Gara-Kondu se fue y pasó el día deambulando por las calles. El cielo seguía siendo plomizo. La calle gris. En el desierto, lejos de allí, la tormenta azotaba por el este. En el interior de las cabañas, los ancianos soplaban en los tubos produciendo un penetrante susurro. Los jóvenes, formando un círculo cerrado, acompañaban el susurro con rítmicas palmadas. Y las mujeres, de forma intermitente, proferían pequeños y agudos chillidos. La arena se elevaba en remolinos cubriendo el cielo azul. Posiblemente, un joven espiaría el exterior, levantando las telas. Y algunos años más tarde, ese joven se marcharía del pueblo, porque el susurro que llevaba en el estómago estaba hambriento.

A la mañana siguiente había un círculo pintado de rojo en torno al banco en que solía estar Gara-Kondu. Gara-Kondu se sentó a esperar en una esquina del mismo. El susurro pasaba bajo sus pies. A pesar de cerrar los ojos, sentía el frío tras los párpados. Los coches pasaban más esporádicamente, la gente salió más tarde de sus casas. Los que salían no tenían prisa.

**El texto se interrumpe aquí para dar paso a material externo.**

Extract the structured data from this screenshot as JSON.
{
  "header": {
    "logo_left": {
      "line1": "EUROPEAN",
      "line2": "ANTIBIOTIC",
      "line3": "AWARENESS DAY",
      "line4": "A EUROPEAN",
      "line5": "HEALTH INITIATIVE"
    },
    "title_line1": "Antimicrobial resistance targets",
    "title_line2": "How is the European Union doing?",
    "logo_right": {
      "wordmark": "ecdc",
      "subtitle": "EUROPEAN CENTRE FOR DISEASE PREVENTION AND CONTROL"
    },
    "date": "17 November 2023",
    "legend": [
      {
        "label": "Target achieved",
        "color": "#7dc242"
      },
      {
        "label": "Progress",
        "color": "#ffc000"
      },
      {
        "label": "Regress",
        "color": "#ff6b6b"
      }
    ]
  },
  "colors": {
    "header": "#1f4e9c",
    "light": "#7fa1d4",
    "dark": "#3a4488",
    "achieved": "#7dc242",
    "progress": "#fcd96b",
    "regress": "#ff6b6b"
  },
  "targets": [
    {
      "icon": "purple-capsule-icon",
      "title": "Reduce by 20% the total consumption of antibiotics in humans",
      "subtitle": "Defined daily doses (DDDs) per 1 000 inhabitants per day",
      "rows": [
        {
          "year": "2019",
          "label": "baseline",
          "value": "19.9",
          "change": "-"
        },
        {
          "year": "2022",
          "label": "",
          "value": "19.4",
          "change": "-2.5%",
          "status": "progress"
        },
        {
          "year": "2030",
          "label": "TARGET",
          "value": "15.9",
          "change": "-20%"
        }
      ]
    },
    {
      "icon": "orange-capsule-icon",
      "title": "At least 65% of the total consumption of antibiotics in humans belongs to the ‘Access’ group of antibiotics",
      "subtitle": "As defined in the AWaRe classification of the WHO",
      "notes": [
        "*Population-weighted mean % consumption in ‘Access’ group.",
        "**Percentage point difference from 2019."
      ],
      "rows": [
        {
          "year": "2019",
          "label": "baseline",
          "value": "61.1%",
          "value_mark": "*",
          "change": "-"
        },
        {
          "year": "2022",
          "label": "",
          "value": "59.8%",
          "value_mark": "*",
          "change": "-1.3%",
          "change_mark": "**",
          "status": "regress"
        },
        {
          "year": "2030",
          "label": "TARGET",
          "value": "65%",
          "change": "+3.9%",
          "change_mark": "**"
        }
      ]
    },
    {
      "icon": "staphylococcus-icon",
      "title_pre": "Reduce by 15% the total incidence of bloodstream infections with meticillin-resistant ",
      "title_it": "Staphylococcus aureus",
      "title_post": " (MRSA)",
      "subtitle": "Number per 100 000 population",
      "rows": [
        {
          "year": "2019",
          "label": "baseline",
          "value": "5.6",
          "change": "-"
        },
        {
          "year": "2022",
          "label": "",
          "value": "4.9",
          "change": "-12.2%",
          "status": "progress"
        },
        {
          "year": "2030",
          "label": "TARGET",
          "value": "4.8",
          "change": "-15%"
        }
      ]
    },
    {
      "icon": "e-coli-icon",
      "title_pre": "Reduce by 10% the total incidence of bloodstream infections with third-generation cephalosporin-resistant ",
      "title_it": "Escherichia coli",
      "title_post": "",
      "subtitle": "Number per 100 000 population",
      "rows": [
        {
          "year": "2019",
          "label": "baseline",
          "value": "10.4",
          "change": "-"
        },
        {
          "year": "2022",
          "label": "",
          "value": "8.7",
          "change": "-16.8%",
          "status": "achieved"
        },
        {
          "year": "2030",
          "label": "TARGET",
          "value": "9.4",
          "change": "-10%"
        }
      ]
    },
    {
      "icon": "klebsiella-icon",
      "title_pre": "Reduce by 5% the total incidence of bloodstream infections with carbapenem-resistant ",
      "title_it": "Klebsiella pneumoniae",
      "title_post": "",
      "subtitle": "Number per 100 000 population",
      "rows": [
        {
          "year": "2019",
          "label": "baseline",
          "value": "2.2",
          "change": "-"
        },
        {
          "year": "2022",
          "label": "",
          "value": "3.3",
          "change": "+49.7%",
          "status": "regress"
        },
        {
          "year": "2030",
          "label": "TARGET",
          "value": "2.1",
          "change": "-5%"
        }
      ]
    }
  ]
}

Aparecieron unos niños corriendo. Gara-Kondu les miró con extrañeza. Entraron en el cine del barrio, y la calle volvió a quedar en silencio. Algo más tarde, un joven pasó ante el banco, con un libro bajo el brazo y fumando un cigarrillo. La anciana que solía dar de comer a los gatos pasó junto a Gara-Kondu a las seis en punto. Poco después anocheció.

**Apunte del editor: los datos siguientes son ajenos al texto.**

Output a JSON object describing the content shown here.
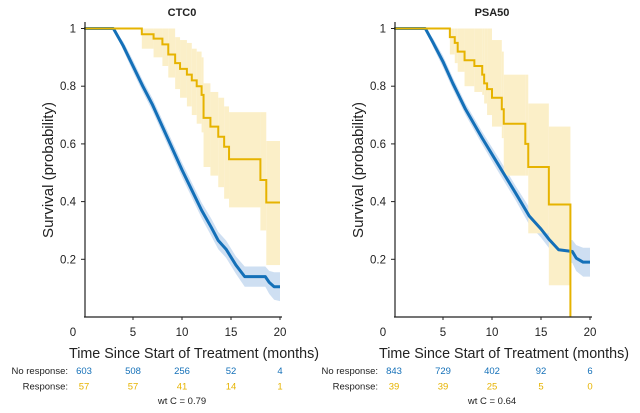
{
  "colors": {
    "no_response": "#1470b8",
    "response": "#e6b300",
    "no_response_ci": "#c9dcf1",
    "response_ci": "#fbefc8"
  },
  "chart_data": [
    {
      "type": "line",
      "title": "CTC0",
      "xlabel": "Time Since Start of Treatment (months)",
      "ylabel": "Survival (probability)",
      "xlim": [
        0,
        20
      ],
      "ylim": [
        0,
        1
      ],
      "xticks": [
        "0",
        "5",
        "10",
        "15",
        "20"
      ],
      "yticks": [
        "1",
        "0.8",
        "0.6",
        "0.4",
        "0.2"
      ],
      "grid": false,
      "series": [
        {
          "name": "No response",
          "color_key": "no_response",
          "points": [
            [
              0,
              1
            ],
            [
              3,
              1
            ],
            [
              4,
              0.94
            ],
            [
              5,
              0.87
            ],
            [
              6,
              0.8
            ],
            [
              7,
              0.735
            ],
            [
              8,
              0.66
            ],
            [
              9,
              0.585
            ],
            [
              10,
              0.51
            ],
            [
              11,
              0.44
            ],
            [
              12,
              0.37
            ],
            [
              13,
              0.31
            ],
            [
              13.7,
              0.265
            ],
            [
              14.5,
              0.235
            ],
            [
              15.5,
              0.18
            ],
            [
              16.4,
              0.14
            ],
            [
              18.5,
              0.14
            ],
            [
              18.9,
              0.12
            ],
            [
              19.4,
              0.105
            ],
            [
              20,
              0.105
            ]
          ],
          "ci_lower": [
            1,
            1,
            0.925,
            0.85,
            0.78,
            0.713,
            0.637,
            0.561,
            0.485,
            0.414,
            0.343,
            0.28,
            0.235,
            0.205,
            0.15,
            0.105,
            0.105,
            0.08,
            0.06,
            0.055
          ],
          "ci_upper": [
            1,
            1,
            0.955,
            0.89,
            0.82,
            0.757,
            0.683,
            0.609,
            0.535,
            0.466,
            0.397,
            0.34,
            0.295,
            0.265,
            0.21,
            0.175,
            0.175,
            0.16,
            0.155,
            0.155
          ]
        },
        {
          "name": "Response",
          "color_key": "response",
          "points": [
            [
              0,
              1
            ],
            [
              5.9,
              0.98
            ],
            [
              7.1,
              0.965
            ],
            [
              8.0,
              0.945
            ],
            [
              8.6,
              0.91
            ],
            [
              9.3,
              0.88
            ],
            [
              9.8,
              0.86
            ],
            [
              10.5,
              0.84
            ],
            [
              11.0,
              0.82
            ],
            [
              11.5,
              0.8
            ],
            [
              12.0,
              0.77
            ],
            [
              12.2,
              0.69
            ],
            [
              12.9,
              0.66
            ],
            [
              13.7,
              0.625
            ],
            [
              14.3,
              0.59
            ],
            [
              14.8,
              0.547
            ],
            [
              18.0,
              0.475
            ],
            [
              18.6,
              0.397
            ],
            [
              20,
              0.397
            ]
          ],
          "ci_lower": [
            1,
            0.93,
            0.9,
            0.87,
            0.83,
            0.79,
            0.76,
            0.73,
            0.7,
            0.67,
            0.64,
            0.52,
            0.49,
            0.45,
            0.41,
            0.38,
            0.3,
            0.18,
            0.18
          ],
          "ci_upper": [
            1,
            1,
            1,
            1,
            1,
            0.97,
            0.96,
            0.95,
            0.93,
            0.92,
            0.9,
            0.81,
            0.78,
            0.76,
            0.73,
            0.71,
            0.71,
            0.61,
            0.61
          ]
        }
      ],
      "risk_table": {
        "times": [
          0,
          5,
          10,
          15,
          20
        ],
        "rows": [
          {
            "label": "No response:",
            "color_key": "no_response",
            "values": [
              "603",
              "508",
              "256",
              "52",
              "4"
            ]
          },
          {
            "label": "Response:",
            "color_key": "response",
            "values": [
              "57",
              "57",
              "41",
              "14",
              "1"
            ]
          }
        ]
      },
      "annotation": "wt C = 0.79"
    },
    {
      "type": "line",
      "title": "PSA50",
      "xlabel": "Time Since Start of Treatment (months)",
      "ylabel": "Survival (probability)",
      "xlim": [
        0,
        20
      ],
      "ylim": [
        0,
        1
      ],
      "xticks": [
        "0",
        "5",
        "10",
        "15",
        "20"
      ],
      "yticks": [
        "1",
        "0.8",
        "0.6",
        "0.4",
        "0.2"
      ],
      "grid": false,
      "series": [
        {
          "name": "No response",
          "color_key": "no_response",
          "points": [
            [
              0,
              1
            ],
            [
              3.2,
              1
            ],
            [
              4,
              0.95
            ],
            [
              5,
              0.885
            ],
            [
              6,
              0.81
            ],
            [
              7.3,
              0.72
            ],
            [
              9,
              0.62
            ],
            [
              10.7,
              0.525
            ],
            [
              12.4,
              0.43
            ],
            [
              13.8,
              0.35
            ],
            [
              15,
              0.305
            ],
            [
              15.8,
              0.27
            ],
            [
              16.8,
              0.233
            ],
            [
              18.2,
              0.227
            ],
            [
              18.6,
              0.204
            ],
            [
              19.3,
              0.19
            ],
            [
              20,
              0.19
            ]
          ],
          "ci_lower": [
            1,
            1,
            0.935,
            0.865,
            0.79,
            0.7,
            0.598,
            0.5,
            0.405,
            0.32,
            0.275,
            0.24,
            0.198,
            0.187,
            0.159,
            0.14,
            0.14
          ],
          "ci_upper": [
            1,
            1,
            0.965,
            0.905,
            0.83,
            0.74,
            0.642,
            0.55,
            0.455,
            0.38,
            0.335,
            0.3,
            0.268,
            0.267,
            0.249,
            0.24,
            0.24
          ]
        },
        {
          "name": "Response",
          "color_key": "response",
          "points": [
            [
              0,
              1
            ],
            [
              5.7,
              0.97
            ],
            [
              6.2,
              0.95
            ],
            [
              6.5,
              0.92
            ],
            [
              7.2,
              0.89
            ],
            [
              8.2,
              0.87
            ],
            [
              9.0,
              0.84
            ],
            [
              9.2,
              0.81
            ],
            [
              9.5,
              0.79
            ],
            [
              10.0,
              0.76
            ],
            [
              11.0,
              0.72
            ],
            [
              11.2,
              0.67
            ],
            [
              13.4,
              0.6
            ],
            [
              13.7,
              0.52
            ],
            [
              15.8,
              0.39
            ],
            [
              18.0,
              0
            ]
          ],
          "ci_lower": [
            1,
            0.91,
            0.88,
            0.85,
            0.8,
            0.78,
            0.77,
            0.74,
            0.7,
            0.66,
            0.62,
            0.49,
            0.49,
            0.29,
            0.11,
            0.11
          ],
          "ci_upper": [
            1,
            1,
            1,
            1,
            1,
            1,
            1,
            1,
            1,
            0.96,
            0.92,
            0.84,
            0.84,
            0.74,
            0.66,
            0.66
          ]
        }
      ],
      "risk_table": {
        "times": [
          0,
          5,
          10,
          15,
          20
        ],
        "rows": [
          {
            "label": "No response:",
            "color_key": "no_response",
            "values": [
              "843",
              "729",
              "402",
              "92",
              "6"
            ]
          },
          {
            "label": "Response:",
            "color_key": "response",
            "values": [
              "39",
              "39",
              "25",
              "5",
              "0"
            ]
          }
        ]
      },
      "annotation": "wt C = 0.64"
    }
  ]
}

Los faros de un automóvil desgarraron la sombra de la noche, haciendo surgir ásperos reflejos en el asfalto mojado por la lluvia. Traía puesta la primera marcha. Desde fuera podía oírse el ruido de la música; la algarabía y las risas de unos jóvenes. El conductor aparcó subiéndose a la acera. Se abrieron las cuatro puertas. La música ocupó la calle. Gara-Kondu se levantó lentamente. Los cuatro jóvenes formaron un semicírculo, insultando al negro.

El círculo cada vez más cerrado empujó a Gara-Kondu hacia el portal por el que solía aparecer aquella mujer pequeña y robusta. Golpeó los cristales pidiendo ayuda. Gritó. Su queja se escuchó por encima de la música que salía del coche. Uno de los jóvenes se adelantó y le dió la primera cuchillada en el costado. Después se acercaron los otros tres. Le rompieron la mandíbula con puños de hierro. Una pequeña porra cayó con toda su fuerza sobre su sien izquierda. Se acallaron los gritos. Alguien abrió una ventana en la casa de delante y exigió silencio.

Los jóvenes agarraron a Gara-Kondu por las piernas y lo arrastraron hasta debajo de su banco verde. Volvieron corriendo al coche, que se puso en marcha antes de cerrar las puertas. Y se marcharon de allí. La pesada calma de las tardes de domingo se adueñó finalmente de la calle.

El lunes, la mujer que limpiaba el portal del 110-bis vació en la calle un balde de agua jabonosa. El agua intentó mezclarse con la sangre reseca del difunto Gara-Kondu. La mujer se extrañó un poco al ver al negro durmiendo bajo el banco. Empezó a acercársele enfadada, y entonces se dió cuenta de que podía estar muerto. Se pusó a gritar llamando a la policía, lívida. Los vecinos salieron a las ventanas, a la calle, los curiosos formaron un círculo en torno al banco. Bajo ellos, como todos los días, cada diez minutos, pasó el metro, atravesando bajo tierra la avenida con un sordo zumbido. El sol, tampoco aquel día se esforzó lo suficiente para superar el muro de las nubes grises.